Department of Experimental Psychology, Utrecht University, Utrecht, The Netherlands,

出版信息

Curr Top Behav Neurosci. 2014;21:345-70. doi: 10.1007/7854_2014_295.

Abstract

This chapter summarises recent developments on personalised medicine in psychiatry with a focus on ADHD and depression and their associated biomarkers and phenotypes. Several neurophysiological subtypes in ADHD and depression and their relation to treatment outcome are reviewed. The first important subgroup consists of the 'impaired vigilance' subgroup with often-reported excess frontal theta or alpha activity.
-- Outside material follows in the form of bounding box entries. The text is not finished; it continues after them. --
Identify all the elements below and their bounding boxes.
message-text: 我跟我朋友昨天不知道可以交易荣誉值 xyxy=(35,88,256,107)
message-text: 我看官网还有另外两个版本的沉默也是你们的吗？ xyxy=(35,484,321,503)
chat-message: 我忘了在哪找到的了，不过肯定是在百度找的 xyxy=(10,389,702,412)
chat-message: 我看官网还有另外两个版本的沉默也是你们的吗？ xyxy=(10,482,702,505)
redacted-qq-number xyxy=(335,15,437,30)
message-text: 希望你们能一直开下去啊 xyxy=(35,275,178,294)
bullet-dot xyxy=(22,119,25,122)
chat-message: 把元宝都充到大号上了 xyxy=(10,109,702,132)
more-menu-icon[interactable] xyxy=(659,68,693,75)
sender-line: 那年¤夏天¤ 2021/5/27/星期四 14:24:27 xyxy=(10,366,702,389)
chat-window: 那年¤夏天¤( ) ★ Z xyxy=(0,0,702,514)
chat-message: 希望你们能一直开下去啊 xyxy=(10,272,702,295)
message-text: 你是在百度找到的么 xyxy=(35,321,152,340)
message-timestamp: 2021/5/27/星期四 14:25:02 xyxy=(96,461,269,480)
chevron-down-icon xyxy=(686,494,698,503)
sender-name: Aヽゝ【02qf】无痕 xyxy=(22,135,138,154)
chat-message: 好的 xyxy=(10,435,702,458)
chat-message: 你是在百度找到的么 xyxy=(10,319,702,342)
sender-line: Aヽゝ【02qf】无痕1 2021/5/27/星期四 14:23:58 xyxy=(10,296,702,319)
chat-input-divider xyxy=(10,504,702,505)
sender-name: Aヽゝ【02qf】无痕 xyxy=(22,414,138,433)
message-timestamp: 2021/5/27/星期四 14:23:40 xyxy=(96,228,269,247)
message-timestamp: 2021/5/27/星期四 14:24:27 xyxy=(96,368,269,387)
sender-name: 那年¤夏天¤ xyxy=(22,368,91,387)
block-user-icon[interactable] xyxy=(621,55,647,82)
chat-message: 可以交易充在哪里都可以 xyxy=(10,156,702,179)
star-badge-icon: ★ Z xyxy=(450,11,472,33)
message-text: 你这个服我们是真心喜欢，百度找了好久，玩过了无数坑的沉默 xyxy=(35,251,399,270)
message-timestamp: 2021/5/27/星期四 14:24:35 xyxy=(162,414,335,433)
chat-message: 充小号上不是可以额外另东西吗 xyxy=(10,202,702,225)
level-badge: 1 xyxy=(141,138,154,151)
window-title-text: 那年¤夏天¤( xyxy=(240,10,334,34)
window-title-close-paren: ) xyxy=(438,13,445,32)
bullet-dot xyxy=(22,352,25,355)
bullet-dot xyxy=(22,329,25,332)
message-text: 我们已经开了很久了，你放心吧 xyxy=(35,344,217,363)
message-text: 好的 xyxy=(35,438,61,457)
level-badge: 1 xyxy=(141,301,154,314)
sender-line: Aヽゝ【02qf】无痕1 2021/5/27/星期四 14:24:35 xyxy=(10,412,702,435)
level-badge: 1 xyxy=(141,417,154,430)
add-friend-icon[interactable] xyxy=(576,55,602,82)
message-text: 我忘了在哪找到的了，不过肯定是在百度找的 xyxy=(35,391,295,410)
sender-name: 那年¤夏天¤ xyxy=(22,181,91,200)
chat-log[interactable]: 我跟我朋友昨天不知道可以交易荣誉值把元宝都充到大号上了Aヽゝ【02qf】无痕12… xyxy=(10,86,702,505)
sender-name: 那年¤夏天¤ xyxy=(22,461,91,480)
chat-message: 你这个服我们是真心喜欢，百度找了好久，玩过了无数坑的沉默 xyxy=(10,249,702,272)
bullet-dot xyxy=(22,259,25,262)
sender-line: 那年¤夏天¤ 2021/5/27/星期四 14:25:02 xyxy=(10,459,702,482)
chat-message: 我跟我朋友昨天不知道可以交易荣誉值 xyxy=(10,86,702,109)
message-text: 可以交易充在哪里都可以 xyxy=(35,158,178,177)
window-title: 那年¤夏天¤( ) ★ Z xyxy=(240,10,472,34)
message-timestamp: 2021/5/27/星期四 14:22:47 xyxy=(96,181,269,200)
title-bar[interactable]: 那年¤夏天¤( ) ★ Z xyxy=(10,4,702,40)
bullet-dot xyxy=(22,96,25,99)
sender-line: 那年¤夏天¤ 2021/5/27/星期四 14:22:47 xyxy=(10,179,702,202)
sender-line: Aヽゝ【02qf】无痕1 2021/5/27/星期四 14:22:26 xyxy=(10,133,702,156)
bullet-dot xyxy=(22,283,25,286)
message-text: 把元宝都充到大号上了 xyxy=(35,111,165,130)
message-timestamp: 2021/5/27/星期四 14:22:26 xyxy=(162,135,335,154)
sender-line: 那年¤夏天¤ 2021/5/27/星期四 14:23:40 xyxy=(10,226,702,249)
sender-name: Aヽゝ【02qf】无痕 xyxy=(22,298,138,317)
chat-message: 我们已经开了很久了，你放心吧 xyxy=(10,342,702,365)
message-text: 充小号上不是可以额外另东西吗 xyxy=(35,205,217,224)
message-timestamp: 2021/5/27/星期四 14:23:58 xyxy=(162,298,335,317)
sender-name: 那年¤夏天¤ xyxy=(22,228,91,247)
This EEG subtype explains ADHD symptoms well based on the EEG Vigilance model, and these ADHD patients responds well to stimulant medication. In depression this subtype might be unresponsive to antidepressant treatments, and some studies suggest these depressive patients might respond better to stimulant medication. Further research should investigate whether sleep problems underlie this impaired vigilance subgroup, thereby perhaps providing a route to more specific treatments for this subgroup. Finally, a slow individual alpha peak frequency is an endophenotype associated with treatment resistance in ADHD and depression. Future studies should incorporate this endophenotype in clinical trials to investigate further the efficacy of new treatments in this substantial subgroup of patients.

摘要

本章总结了精神病学中个性化医疗的最新进展,重点关注注意力缺陷多动障碍(ADHD)和抑郁症及其相关的生物标志物和表型。回顾了ADHD和抑郁症的几种神经生理学亚型及其与治疗结果的关系。第一个重要的亚组是“警觉受损”亚组,常报告额叶θ或α活动过多。根据脑电图警觉模型,这种脑电图亚型能很好地解释ADHD症状,这些ADHD患者对兴奋剂药物反应良好。在抑郁症中,这种亚型可能对抗抑郁治疗无反应,一些研究表明这些抑郁症患者可能对兴奋剂药物反应更好。进一步的研究应调查睡眠问题是否是这个警觉受损亚组的基础,从而可能为该亚组提供更具针对性的治疗途径。最后,个体α峰频率缓慢是与ADHD和抑郁症治疗抵抗相关的一种内表型。未来的研究应将这种内表型纳入临床试验,以进一步研究新治疗方法对这一大量患者亚组的疗效。